Glossary

Yield Farming

The practice of strategically deploying cryptocurrency across DeFi protocols to maximize returns through interest, fees, and token rewards.

Detailed Explanation

Yield farming involves moving assets between DeFi protocols to capture the best available returns. Farmers provide liquidity to DEXs, lend on money markets, stake governance tokens, and participate in incentive programs. Returns come from trading fees, borrowing interest, protocol token emissions, and liquidity mining rewards. Advanced strategies involve leveraged farming, recursive borrowing, and multi-protocol positions to amplify yields.

Why It Matters

Yield farming drove the DeFi Summer of 2020 and remains a primary use case for decentralized finance. It provides higher returns than traditional savings accounts but carries substantial risks including impermanent loss, smart contract vulnerabilities, and token price depreciation. Understanding yield farming helps investors evaluate DeFi opportunities critically, distinguishing sustainable yields (from real protocol revenue) from unsustainable token-inflation yields.

Key Considerations

Yield farming requires active monitoring as rates change constantly. Gas costs can eat into profits, especially on Ethereum mainnet. Use yield aggregators like Yearn Finance that automatically optimize strategies across protocols. Track all positions carefully for tax reporting, as each harvest and compound event may be a taxable event.

Example

A farmer deposits $50,000 of ETH-USDC into a Uniswap liquidity pool, earning 0.3% on all trades. They also stake their LP tokens in a Convex vault for additional CRV and CVX rewards, achieving a combined yield of 12% APY across multiple reward streams.

Related Terms

Frequently Asked Questions

What is Yield Farming?

The practice of strategically deploying cryptocurrency across DeFi protocols to maximize returns through interest, fees, and token rewards.

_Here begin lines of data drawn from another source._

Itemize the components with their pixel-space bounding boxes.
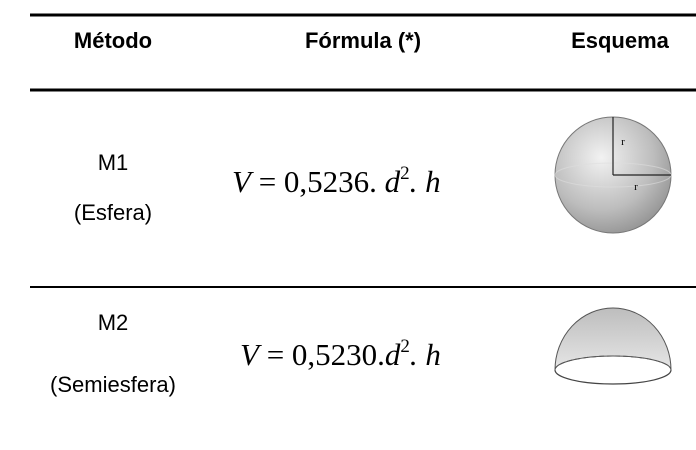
header-cell: Fórmula (*)	[305, 28, 421, 53]
radius-label: r	[634, 181, 638, 193]
formula-part: 2	[400, 163, 410, 184]
formula-part: d	[385, 164, 401, 199]
method: M2	[98, 310, 129, 335]
formula-part: V	[232, 164, 254, 199]
formula: V = 0,5236. d2. h	[232, 163, 441, 199]
formula-part: =	[259, 164, 276, 199]
formula-part: . h	[410, 164, 441, 199]
formula-part: 0,5236.	[284, 164, 377, 199]
header-cell: Esquema	[571, 28, 670, 53]
formula-part: V	[240, 337, 262, 372]
method-name: (Esfera)	[74, 200, 152, 225]
header-cell: Método	[74, 28, 152, 53]
hemisphere-icon	[554, 307, 672, 385]
formula-part: 2	[400, 336, 410, 357]
method-name: (Semiesfera)	[50, 372, 176, 397]
method: M1	[98, 150, 129, 175]
sphere-icon: r r	[554, 116, 672, 234]
formula-part: . h	[410, 337, 441, 372]
formula-part: d	[385, 337, 401, 372]
formula: V = 0,5230.d2. h	[240, 336, 441, 372]
radius-label: r	[621, 136, 625, 148]
formula-part: =	[267, 337, 284, 372]
formula-part: 0,5230.	[292, 337, 385, 372]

Why is Yield Farming important in crypto?

Yield farming drove the DeFi Summer of 2020 and remains a primary use case for decentralized finance.

Is yield farming worth it in 2026?

Yield farming remains viable but is more competitive than during DeFi Summer 2020. Focus on established protocols with real revenue rather than chasing unsustainable token emissions. Layer 2 networks have made yield farming more accessible by reducing gas costs significantly.